With FANG stocks soaring all day without a specific catalyst, many investors were hoping that today’s panic bid in growth stocks was to frontrun Alphabet’s after hours results, which many expected would be another beat, sending the stock higher.

And to those who expected a beat, they were right, because moments ago Google Alphabet reported Q4 EPS of $12.77, beating exp. of $10.82 soundly, with revenue ex-TAC of $31.84BN also not only above the consensus forecast of $31.33BN, but also above the highest Wall Street forecast of $31.81BN.

The other Q4 core earnings highlights were all solid as well:

  • paid clicks on Google properties +66%
  • cost-per-click on Google properties -29%
  • operating margin +21%
  • operating income $8.20 billion

Additionally, ads on Google properties were up 21% and TAC as a share of ad sales was down from last year.

So far so good, and if this was it, the shares would have maintained their kneejerk spike higher and continued today’s levitation.

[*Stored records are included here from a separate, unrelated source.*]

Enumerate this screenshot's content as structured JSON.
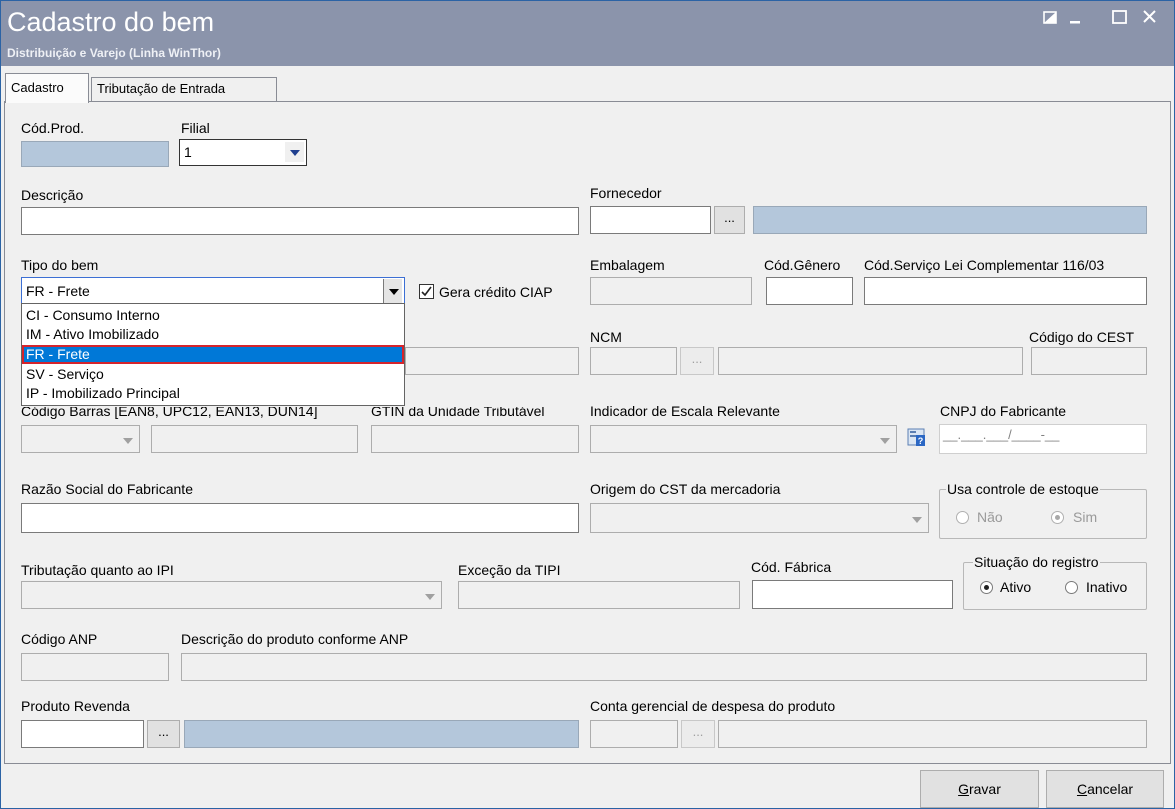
{
  "window": {
    "title": "Cadastro do bem",
    "subtitle": "Distribuição e Varejo (Linha WinThor)"
  },
  "tabs": [
    {
      "label": "Cadastro",
      "active": true
    },
    {
      "label": "Tributação de Entrada",
      "active": false
    }
  ],
  "fields": {
    "cod_prod": {
      "label": "Cód.Prod.",
      "value": ""
    },
    "filial": {
      "label": "Filial",
      "value": "1"
    },
    "descricao": {
      "label": "Descrição",
      "value": ""
    },
    "fornecedor": {
      "label": "Fornecedor",
      "value": "",
      "button": "..."
    },
    "tipo_bem": {
      "label": "Tipo do bem",
      "value": "FR - Frete"
    },
    "gera_credito": {
      "label": "Gera crédito CIAP",
      "checked": true
    },
    "embalagem": {
      "label": "Embalagem",
      "value": ""
    },
    "cod_genero": {
      "label": "Cód.Gênero",
      "value": ""
    },
    "cod_servico": {
      "label": "Cód.Serviço Lei Complementar 116/03",
      "value": ""
    },
    "ncm": {
      "label": "NCM",
      "value": "",
      "button": "..."
    },
    "codigo_cest": {
      "label": "Código do CEST",
      "value": ""
    },
    "codigo_barras": {
      "label": "Código Barras [EAN8, UPC12, EAN13, DUN14]",
      "value": ""
    },
    "gtin": {
      "label": "GTIN da Unidade Tributável",
      "value": ""
    },
    "indicador_escala": {
      "label": "Indicador de Escala Relevante",
      "value": ""
    },
    "cnpj_fabricante": {
      "label": "CNPJ do Fabricante",
      "mask": "__.___.___/____-__"
    },
    "razao_social": {
      "label": "Razão Social do Fabricante",
      "value": ""
    },
    "origem_cst": {
      "label": "Origem do CST da mercadoria",
      "value": ""
    },
    "trib_ipi": {
      "label": "Tributação quanto ao IPI",
      "value": ""
    },
    "excecao_tipi": {
      "label": "Exceção da TIPI",
      "value": ""
    },
    "cod_fabrica": {
      "label": "Cód. Fábrica",
      "value": ""
    },
    "codigo_anp": {
      "label": "Código ANP",
      "value": ""
    },
    "desc_anp": {
      "label": "Descrição do produto conforme ANP",
      "value": ""
    },
    "produto_revenda": {
      "label": "Produto Revenda",
      "value": "",
      "button": "..."
    },
    "conta_gerencial": {
      "label": "Conta gerencial de despesa do produto",
      "value": "",
      "button": "..."
    }
  },
  "tipo_bem_options": [
    {
      "label": "CI - Consumo Interno",
      "selected": false
    },
    {
      "label": "IM - Ativo Imobilizado",
      "selected": false
    },
    {
      "label": "FR - Frete",
      "selected": true
    },
    {
      "label": "SV - Serviço",
      "selected": false
    },
    {
      "label": "IP - Imobilizado Principal",
      "selected": false
    }
  ],
  "usa_controle_estoque": {
    "title": "Usa controle de estoque",
    "options": [
      "Não",
      "Sim"
    ],
    "selected": "Sim",
    "enabled": false
  },
  "situacao_registro": {
    "title": "Situação do registro",
    "options": [
      "Ativo",
      "Inativo"
    ],
    "selected": "Ativo"
  },
  "buttons": {
    "save_prefix": "G",
    "save_rest": "ravar",
    "cancel_prefix": "C",
    "cancel_rest": "ancelar"
  }
}
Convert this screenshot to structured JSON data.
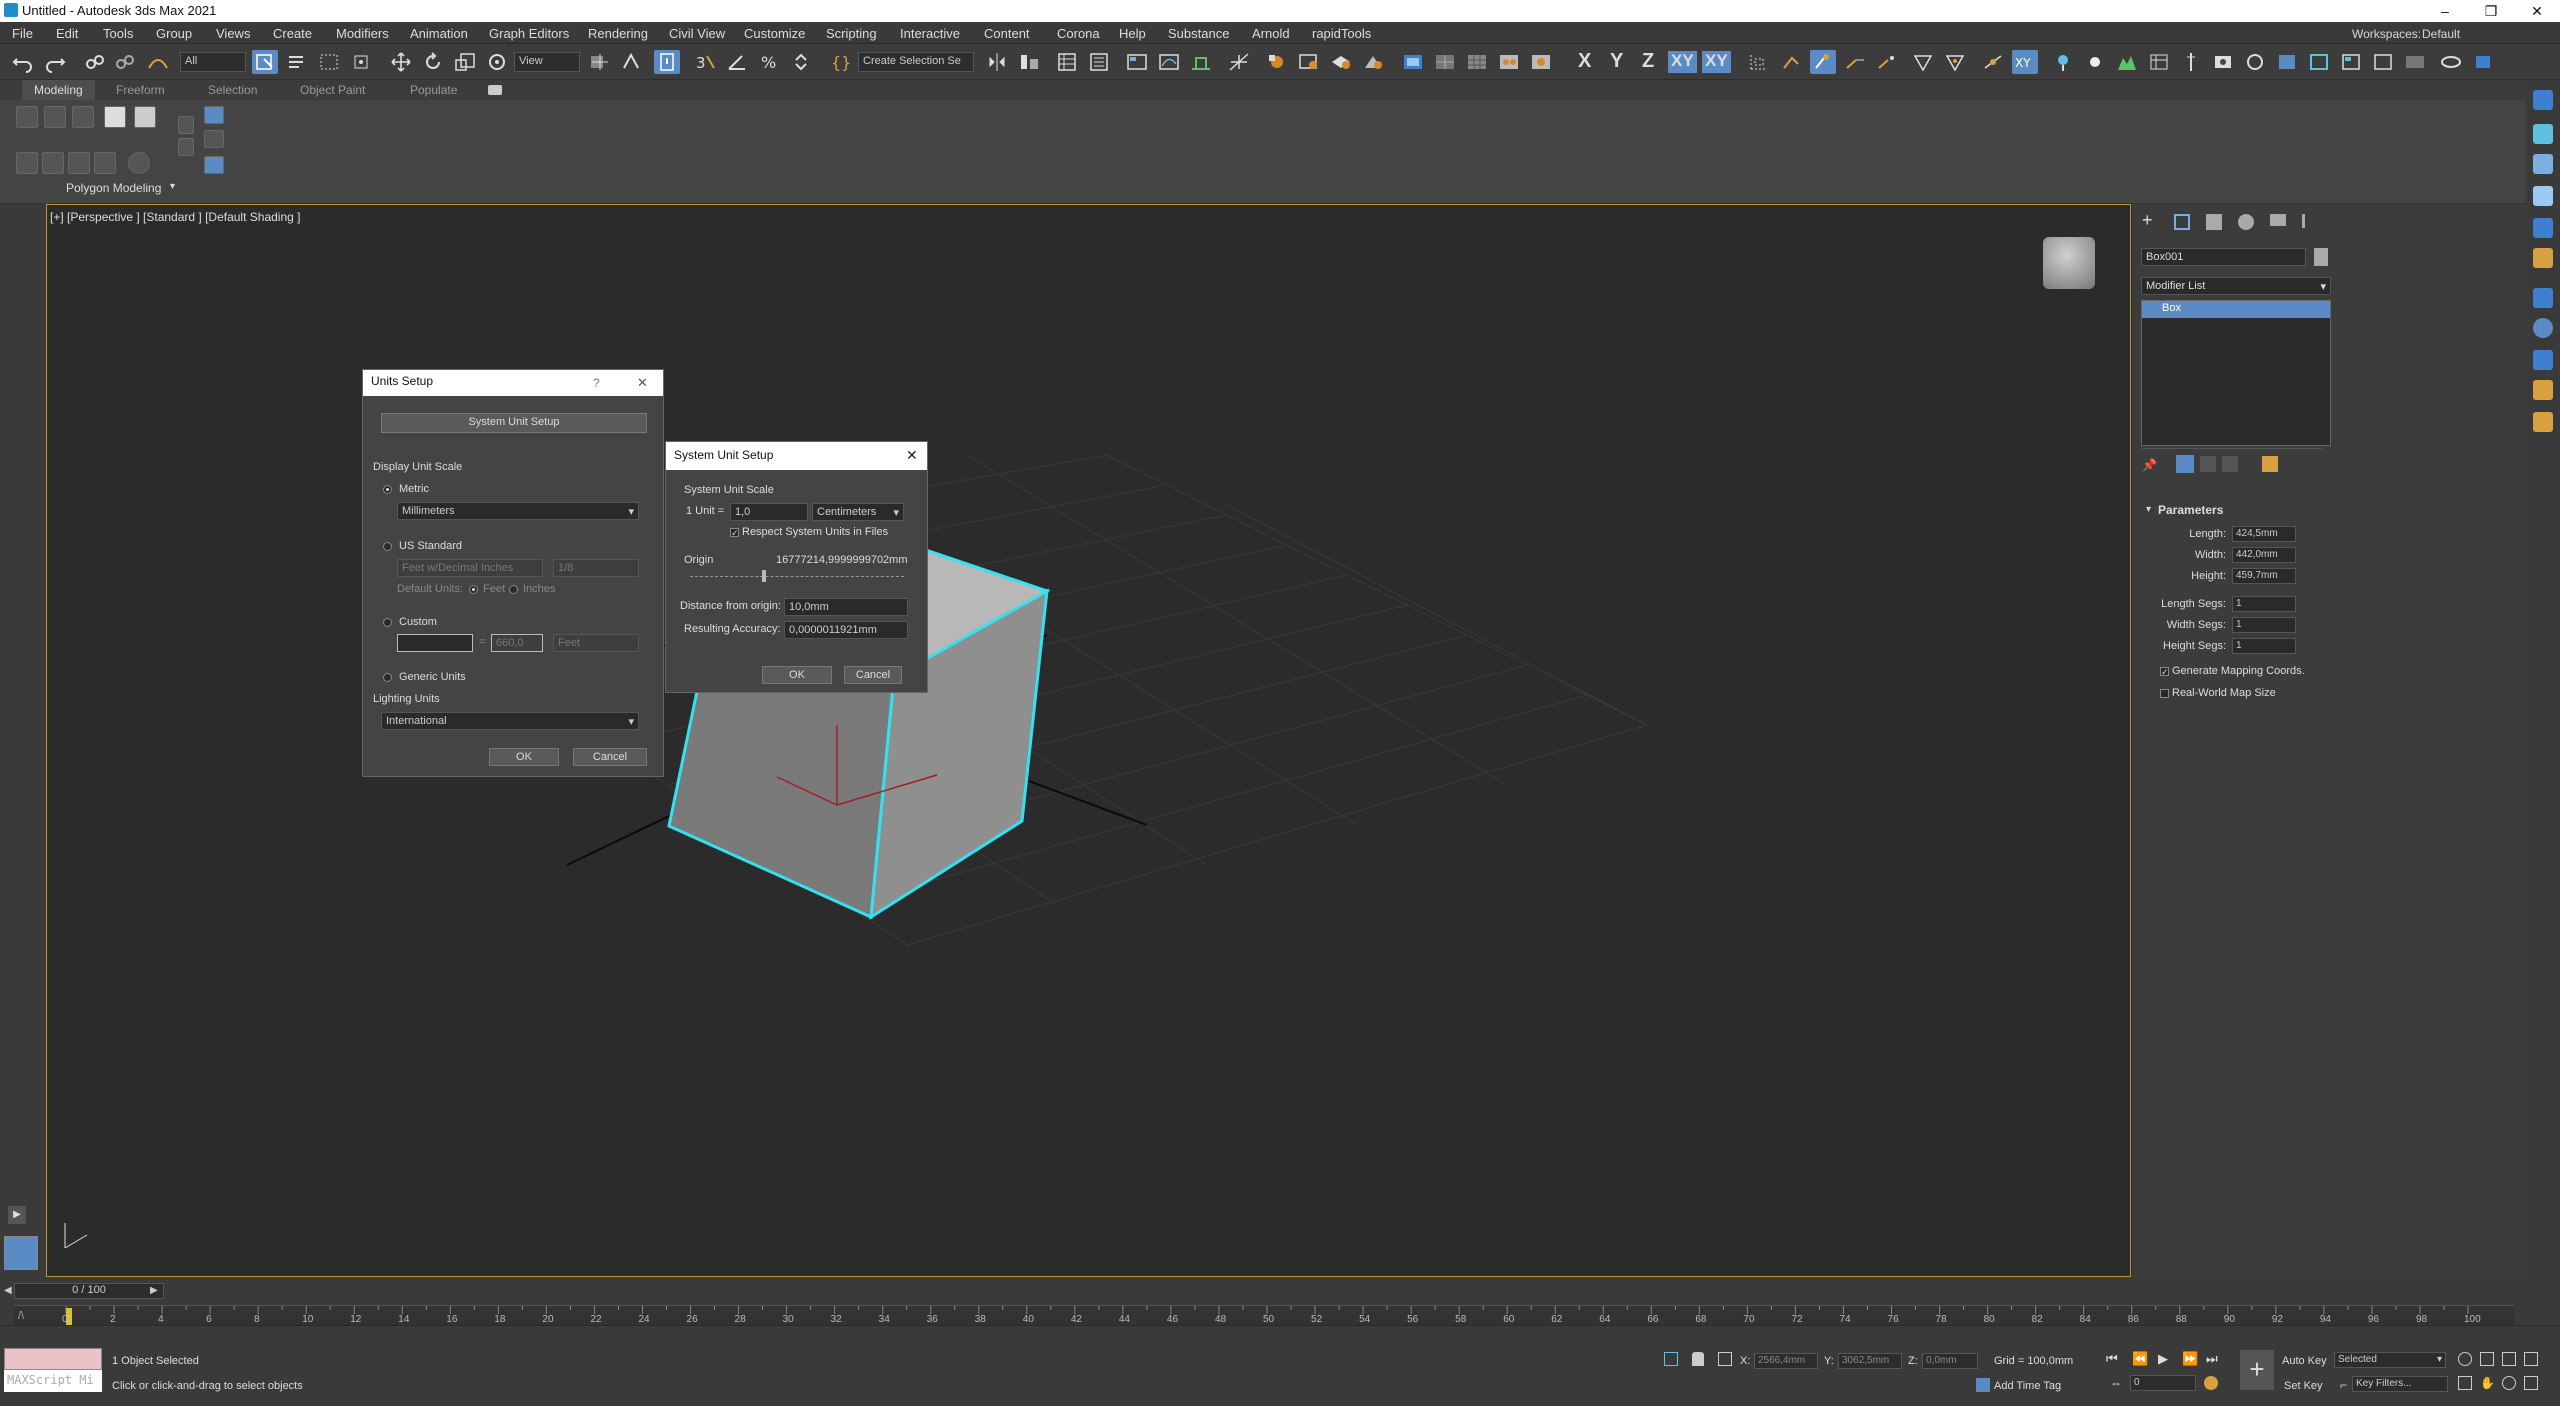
{
  "window": {
    "title": "Untitled - Autodesk 3ds Max 2021",
    "minimize": "–",
    "restore": "❐",
    "close": "✕"
  },
  "menubar": {
    "items": [
      "File",
      "Edit",
      "Tools",
      "Group",
      "Views",
      "Create",
      "Modifiers",
      "Animation",
      "Graph Editors",
      "Rendering",
      "Civil View",
      "Customize",
      "Scripting",
      "Interactive",
      "Content",
      "Corona",
      "Help",
      "Substance",
      "Arnold",
      "rapidTools"
    ],
    "workspaces_label": "Workspaces:",
    "workspaces_value": "Default"
  },
  "toolbar": {
    "selection_filter": "All",
    "ref_coord": "View",
    "selection_set": "Create Selection Se",
    "axis_x": "X",
    "axis_y": "Y",
    "axis_z": "Z",
    "axis_xy": "XY",
    "axis_xy2": "XY"
  },
  "ribbon": {
    "tabs": [
      "Modeling",
      "Freeform",
      "Selection",
      "Object Paint",
      "Populate"
    ],
    "panel_label": "Polygon Modeling"
  },
  "viewport": {
    "label": "[+] [Perspective ] [Standard ] [Default Shading ]",
    "selection_color": "#35e0f0"
  },
  "units_dialog": {
    "title": "Units Setup",
    "help": "?",
    "close": "✕",
    "system_unit_button": "System Unit Setup",
    "display_unit_scale": "Display Unit Scale",
    "metric_label": "Metric",
    "metric_value": "Millimeters",
    "us_standard_label": "US Standard",
    "us_value": "Feet w/Decimal Inches",
    "us_fraction": "1/8",
    "default_units_label": "Default Units:",
    "feet_label": "Feet",
    "inches_label": "Inches",
    "custom_label": "Custom",
    "custom_value": "",
    "custom_eq": "=",
    "custom_num": "660,0",
    "custom_unit": "Feet",
    "generic_label": "Generic Units",
    "lighting_units": "Lighting Units",
    "lighting_value": "International",
    "ok": "OK",
    "cancel": "Cancel"
  },
  "system_dialog": {
    "title": "System Unit Setup",
    "close": "✕",
    "scale_group": "System Unit Scale",
    "unit_prefix": "1 Unit =",
    "unit_value": "1,0",
    "unit_type": "Centimeters",
    "respect_label": "Respect System Units in Files",
    "origin_label": "Origin",
    "origin_value": "16777214,9999999702mm",
    "distance_label": "Distance from origin:",
    "distance_value": "10,0mm",
    "accuracy_label": "Resulting Accuracy:",
    "accuracy_value": "0,0000011921mm",
    "ok": "OK",
    "cancel": "Cancel"
  },
  "command_panel": {
    "object_name": "Box001",
    "modifier_list": "Modifier List",
    "stack_item": "Box",
    "params_title": "Parameters",
    "params": [
      {
        "label": "Length:",
        "value": "424,5mm"
      },
      {
        "label": "Width:",
        "value": "442,0mm"
      },
      {
        "label": "Height:",
        "value": "459,7mm"
      },
      {
        "label": "Length Segs:",
        "value": "1"
      },
      {
        "label": "Width Segs:",
        "value": "1"
      },
      {
        "label": "Height Segs:",
        "value": "1"
      }
    ],
    "gen_mapping": "Generate Mapping Coords.",
    "real_world": "Real-World Map Size"
  },
  "timeline": {
    "slider": "0 / 100",
    "ticks": [
      "0",
      "2",
      "4",
      "6",
      "8",
      "10",
      "12",
      "14",
      "16",
      "18",
      "20",
      "22",
      "24",
      "26",
      "28",
      "30",
      "32",
      "34",
      "36",
      "38",
      "40",
      "42",
      "44",
      "46",
      "48",
      "50",
      "52",
      "54",
      "56",
      "58",
      "60",
      "62",
      "64",
      "66",
      "68",
      "70",
      "72",
      "74",
      "76",
      "78",
      "80",
      "82",
      "84",
      "86",
      "88",
      "90",
      "92",
      "94",
      "96",
      "98",
      "100"
    ]
  },
  "status": {
    "maxscript": "MAXScript Mi",
    "selected": "1 Object Selected",
    "prompt": "Click or click-and-drag to select objects",
    "x_label": "X:",
    "x_value": "2566,4mm",
    "y_label": "Y:",
    "y_value": "3062,5mm",
    "z_label": "Z:",
    "z_value": "0,0mm",
    "grid": "Grid = 100,0mm",
    "add_time_tag": "Add Time Tag",
    "auto_key": "Auto Key",
    "set_key": "Set Key",
    "key_mode": "Selected",
    "key_filters": "Key Filters...",
    "frame": "0"
  }
}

However, as in the case of Amazon, it was not meant to be, because after scanning the company’s top and bottom-line beats, traders shifted their attention to how much money Alphabet was spending to maintain its top line growth and margins, and it was here that a problem emerged, because Google CapEx exploded 80% higher from the $3.8BN a year ago to a whopping $6.85BN, while total CapEx surged to $7.1BN, far above the $5.66BN estimate, and – as in the case of Amazon – concerns emerged that Alphabet will have to spend far more on capital to maintain its profit and cash flow.

As a result of this surge in CapEx, shares tumbled as much as 3.8% in extended trading, which as Bloomberg notes, if repeated in the cash market tomorrow, it would be the biggest drop since Dec. 4.

Needless to say, the Nasdaq is not happy and absent some very optimistic disclosures during the earnings call, expect today’s sharp Nasdaq spike to be promptly unwound overnight and during tomorrow’s cash session.